Zu Gast war eine Professorin der Uni Frankfurt. Ich habe den Artikel dabei. Ich kann ihn Ihnen geben. Zitat: „Die bestehenden Maßnahmen allein lassen keine Erfolge

erwarten. Wir brauchen koordinierte Programme. – Jetzt ein so wichtiger Satz für uns alle, auch Teil des Artikels: In Deutschland ist noch zu wenig bekannt über den mit präventiver Arbeit zu erzielenden Spareffekt.“ Mir fiel auf Anhieb der Brandbrief des Landesjugendrings zum Landeshaushalt 2004 ein. Darüber werden wir auch noch an anderer Stelle und zu einem anderen Zeitpunkt reden.

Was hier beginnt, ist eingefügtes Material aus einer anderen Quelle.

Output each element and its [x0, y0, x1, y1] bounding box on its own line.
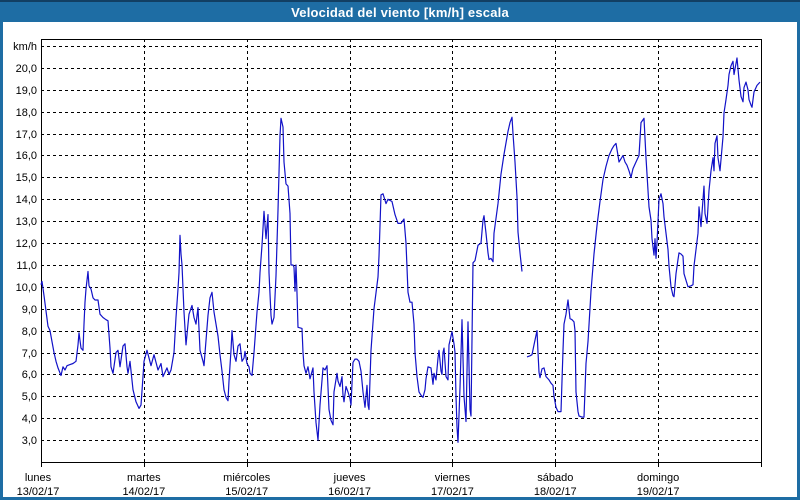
y-tick-label: 10,0: [16, 282, 37, 294]
y-tick-label: 16,0: [16, 150, 37, 162]
y-tick-label: 6,0: [22, 369, 37, 381]
day-name-label: martes: [127, 472, 161, 484]
day-date-label: 14/02/17: [122, 486, 165, 498]
day-date-label: 16/02/17: [328, 486, 371, 498]
wind-series-line: [526, 57, 761, 418]
gridlines: [41, 39, 761, 462]
y-tick-label: 18,0: [16, 107, 37, 119]
chart-title: Velocidad del viento [km/h] escala: [291, 4, 509, 20]
y-tick-label: 13,0: [16, 216, 37, 228]
y-tick-label: 15,0: [16, 172, 37, 184]
day-name-label: sábado: [537, 472, 573, 484]
y-tick-label: 8,0: [22, 326, 37, 338]
plot-frame: [41, 39, 762, 463]
y-tick-label: 19,0: [16, 85, 37, 97]
day-date-label: 19/02/17: [637, 486, 680, 498]
day-name-label: domingo: [637, 472, 679, 484]
day-name-label: viernes: [435, 472, 471, 484]
x-day-labels: lunes 13/02/17 martes 14/02/17 miércoles 15/0…: [17, 472, 680, 498]
y-tick-label: 14,0: [16, 194, 37, 206]
day-date-label: 18/02/17: [534, 486, 577, 498]
day-date-label: 15/02/17: [225, 486, 268, 498]
y-tick-labels: km/h 20,0 19,0 18,0 17,0 16,0 15,0 14,0 13,0 12,0…: [13, 41, 37, 447]
day-date-label: 17/02/17: [431, 486, 474, 498]
y-tick-label: 7,0: [22, 348, 37, 360]
y-tick-label: 12,0: [16, 238, 37, 250]
day-name-label: jueves: [333, 472, 366, 484]
x-axis-ticks: [41, 462, 762, 467]
y-tick-label: 4,0: [22, 413, 37, 425]
y-tick-label: 9,0: [22, 304, 37, 316]
chart-title-bar: Velocidad del viento [km/h] escala: [0, 0, 800, 22]
y-tick-label: 3,0: [22, 435, 37, 447]
day-date-label: 13/02/17: [17, 486, 60, 498]
y-tick-label: 11,0: [16, 260, 37, 272]
day-name-label: miércoles: [223, 472, 271, 484]
wind-series-line: [40, 116, 523, 443]
y-tick-label: 17,0: [16, 129, 37, 141]
y-tick-label: 20,0: [16, 63, 37, 75]
y-tick-label: km/h: [13, 41, 37, 53]
y-tick-label: 5,0: [22, 391, 37, 403]
day-name-label: lunes: [25, 472, 52, 484]
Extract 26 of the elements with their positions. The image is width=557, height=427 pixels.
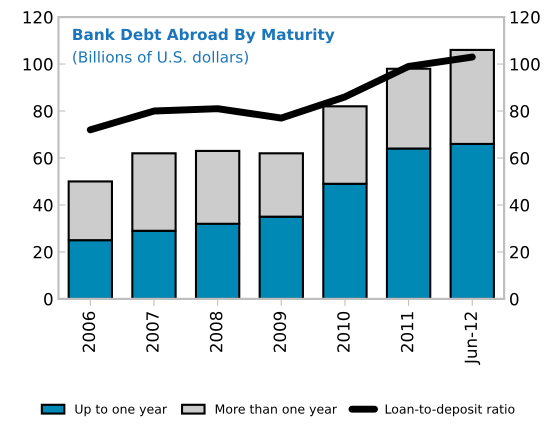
y2-tick-label: 120 [510, 11, 540, 24]
y2-tick-label: 60 [510, 152, 530, 165]
y2-tick-label: 20 [510, 246, 530, 258]
text: Bank Debt Abroad By Maturity [73, 28, 334, 44]
y-tick-label: 0 [44, 292, 53, 306]
legend-label: More than one year [216, 404, 337, 416]
y-tick-label: 80 [34, 104, 53, 118]
y2-tick-label: 100 [510, 58, 540, 71]
legend-label: Up to one year [75, 404, 168, 416]
x-tick-label: 2006 [82, 312, 96, 352]
x-tick-label: 2008 [210, 312, 222, 352]
y2-tick-label: 80 [510, 104, 530, 118]
y-tick-label: 120 [24, 11, 53, 24]
x-tick-label: 2011 [400, 312, 414, 352]
y-tick-label: 40 [33, 198, 53, 212]
x-tick-label: 2010 [337, 312, 350, 352]
x-tick-label: 2007 [146, 312, 159, 352]
y2-tick-label: 40 [510, 198, 530, 212]
legend-label: Loan-to-deposit ratio [386, 404, 514, 416]
x-tick-label: 2009 [274, 312, 286, 352]
y-tick-label: 60 [34, 152, 53, 165]
y2-tick-label: 0 [510, 292, 518, 306]
text: (Billions of U.S. dollars) [73, 50, 248, 65]
y-tick-label: 100 [24, 58, 53, 71]
y-tick-label: 20 [34, 246, 53, 258]
x-tick-label: Jun-12 [464, 312, 480, 365]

Ich wiederhole diesen Satz: „In Deutschland ist noch zu wenig bekannt über den mit präventiver Arbeit zu erzielenden Spareffekt. Eine aktuelle Studie in den Vereinigten Staaten gibt darüber Aufschluss und soll demnächst Gegenstand der Fachgespräche sein.“ Ich fand das sehr schön.

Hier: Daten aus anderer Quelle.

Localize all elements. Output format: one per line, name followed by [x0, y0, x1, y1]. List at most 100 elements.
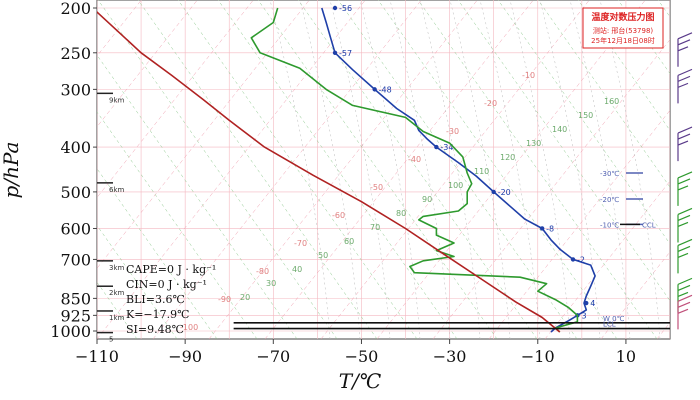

Frau Ministerin Dreyer, Frau Ministerin Ahnen, ich sage zum Schluss an Sie: Lassen Sie bitte nicht zu, dass die Vertreterinnen und Vertreter der die Regierung tragenden Fraktionen einfach nur die Große Anfrage und die Antwort ablesen. Zeigen Sie uns bitte Zukunftsentwürfe auf.

(Beifall der CDU)

Wir begrüßen weitere Gäste im Landtag, und zwar Mitglieder der AG 60 plus aus dem Kreis Kusel, Mitglieder des SPD-Gemeindeverbands Wachenheim sowie Schülerinnen und Schüler der 10. Klasse der Schule mit dem Förderschwerpunkt „Lernen“ aus Idar-Oberstein. Seien Sie herzlich willkommen im Landtag!

(Beifall im Hause)

Ich erteile Frau Abgeordneter Morsblech das Wort.

Frau Präsidentin, meine sehr verehrten Damen und Herren! Sehr geehrte Frau Kollegin Schneider-Forst, wenn wir eine Große Anfrage besprechen, dann besprechen wir natürlich die Ergebnisse der Anfrage und setzen uns auch mit diesen auseinander.

Sie hören gar nicht mehr zu. Schade.